Are you prepared, as a marketer, for what is happening over the next five years? If the answer is yes congratulations – you are part of the minority. The IBM 2011 Global CMO survey of 1,700 CMOs revealed that a majority of marketing leaders feel underprepared, with the leading gaps being around data explosion, social media, growth of channel and device choices, and shifting consumer demographics.
You only have to look at recent company results to understand that digital is important to the success of any company and those that do not adapt to the new world, no matter how big a brand, will suffer. John Lewis recently published positive results, citing an increase of 27.9% in online sales for the same period last year, whilst retailers like Habitat and Blacks (Millets) may be disappearing from our high streets.
The music industry is also having to reinvent itself in the digital world, where CD sales revenue continues to fall, digital sales have increased and passed the $5bn dollar mark, and the number of users paying to subscribe to music services like iTunes and Spotify leapt 65% last year to 13.4 million.
The reality of 2012 will be mobile – you only have to look at the reports from InMobi on their global advertising network impressions to get a perspective on the increase in reach: 67 billion impressions in Q4 2010 increased to 234 billion impressions in Q4 2011. eBay also announced that mobile transactions – tracking at one per second – generated sales of $5bn for 2011.
But what does this mean for marketers? It means the way our customers consume our products is changing and the way we communicate with them must change too.
So how do organisations navigate in this new world? Who has a background in working with data to form insight? Who has spent their career listening and communicating and trying to create meaningful relationships?
I will give you a clue; Google recently announced European marketer Dan Cobley as its new UK managing director, a clear indication that people with marketing capabilities will make the new leaders.

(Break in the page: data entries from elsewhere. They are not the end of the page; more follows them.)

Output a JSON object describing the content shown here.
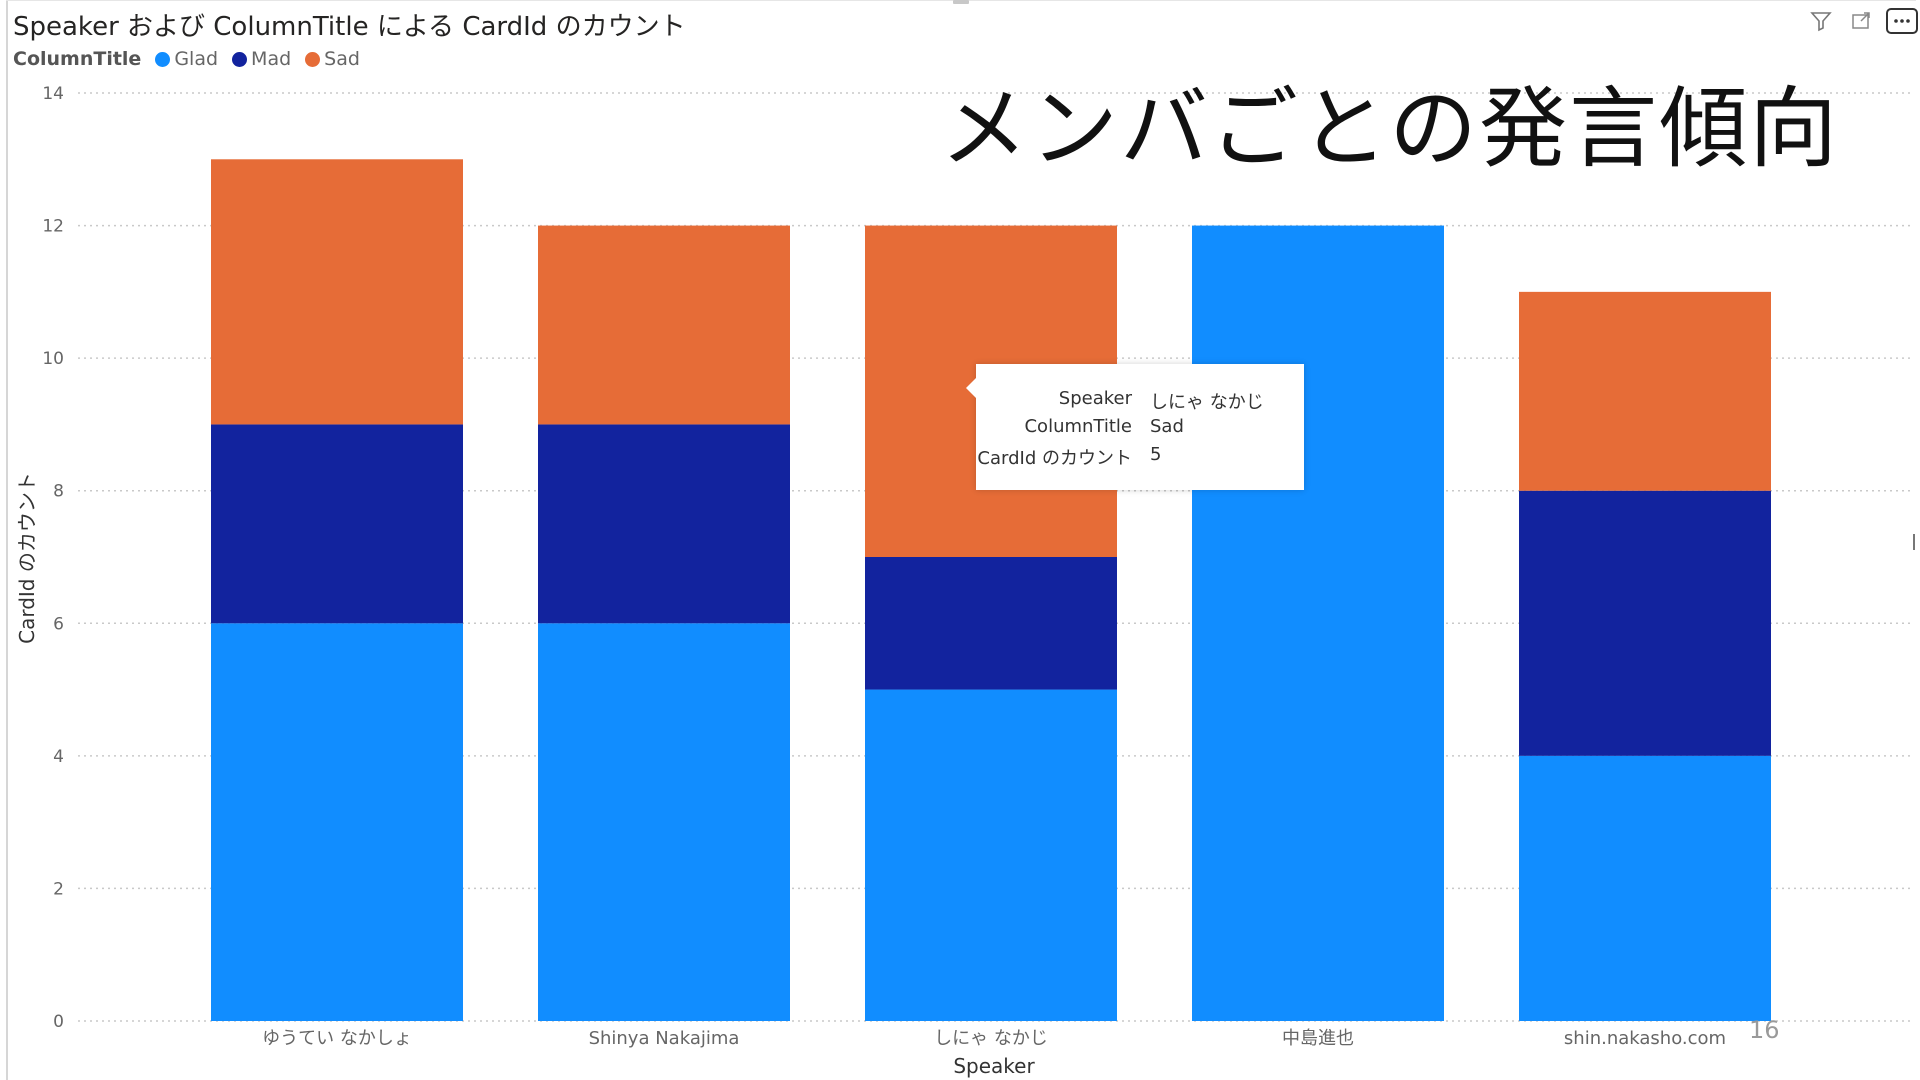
{
  "visual": {
    "title": "Speaker および ColumnTitle による CardId のカウント",
    "legend_title": "ColumnTitle",
    "overlay_heading": "メンバごとの発言傾向",
    "slide_number": "16",
    "toolbar_icons": [
      "filter-icon",
      "focus-mode-icon",
      "more-options-icon"
    ]
  },
  "chart_data": {
    "type": "bar",
    "stacked": true,
    "categories": [
      "ゆうてい なかしょ",
      "Shinya Nakajima",
      "しにゃ なかじ",
      "中島進也",
      "shin.nakasho.com"
    ],
    "series": [
      {
        "name": "Glad",
        "color": "#118DFF",
        "values": [
          6,
          6,
          5,
          12,
          4
        ]
      },
      {
        "name": "Mad",
        "color": "#12239E",
        "values": [
          3,
          3,
          2,
          0,
          4
        ]
      },
      {
        "name": "Sad",
        "color": "#E66C37",
        "values": [
          4,
          3,
          5,
          0,
          3
        ]
      }
    ],
    "xlabel": "Speaker",
    "ylabel": "CardId のカウント",
    "ylim": [
      0,
      14
    ],
    "yticks": [
      0,
      2,
      4,
      6,
      8,
      10,
      12,
      14
    ],
    "grid": true,
    "legend_position": "top-left"
  },
  "tooltip": {
    "rows": [
      {
        "key": "Speaker",
        "value": "しにゃ なかじ"
      },
      {
        "key": "ColumnTitle",
        "value": "Sad"
      },
      {
        "key": "CardId のカウント",
        "value": "5"
      }
    ]
  }
}
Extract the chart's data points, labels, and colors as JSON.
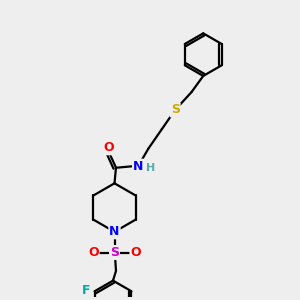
{
  "background_color": "#eeeeee",
  "bond_color": "#000000",
  "atom_colors": {
    "O": "#ff0000",
    "N": "#0000ff",
    "S_thio": "#ccaa00",
    "S_sulfonyl": "#cc00cc",
    "F": "#00aaaa",
    "H": "#55aaaa",
    "C": "#000000"
  },
  "figsize": [
    3.0,
    3.0
  ],
  "dpi": 100
}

I am very lucky to be spending time at the moment with brands like Heineken, Aviva, Nokia, Telefonica and a number of big banks: brands who really are investing strategically in the development of their marketing capabilities, and even I was surprised by the positive representation of marketing on their boards. These are companies who understand that in today’s competitive business environment, they need people who can rapidly identify and react to new opportunities.
I think the challenges a lot of organisations face are in understanding what the current marketing capabilities of their people are and where new skills are going to come from. Do you need to hire in or outsource these skills to your agencies, or do you take the grass roots approach and develop your people from within?
There has never been a better opportunity to learn – from web-based subscription services, from events and conferences, and from training partners like the IDM.
Personally I think you need to understand what you have, and how long you have, to get to where you need to go. Bringing in skills can help fast-track the building of your skills but to be sustainable you need to have a plan to ensure you continually develop your people to stay competitive.
“The more that you read, the more things you will know. The more that you learn, the more places you’ll go” – Dr Seuss.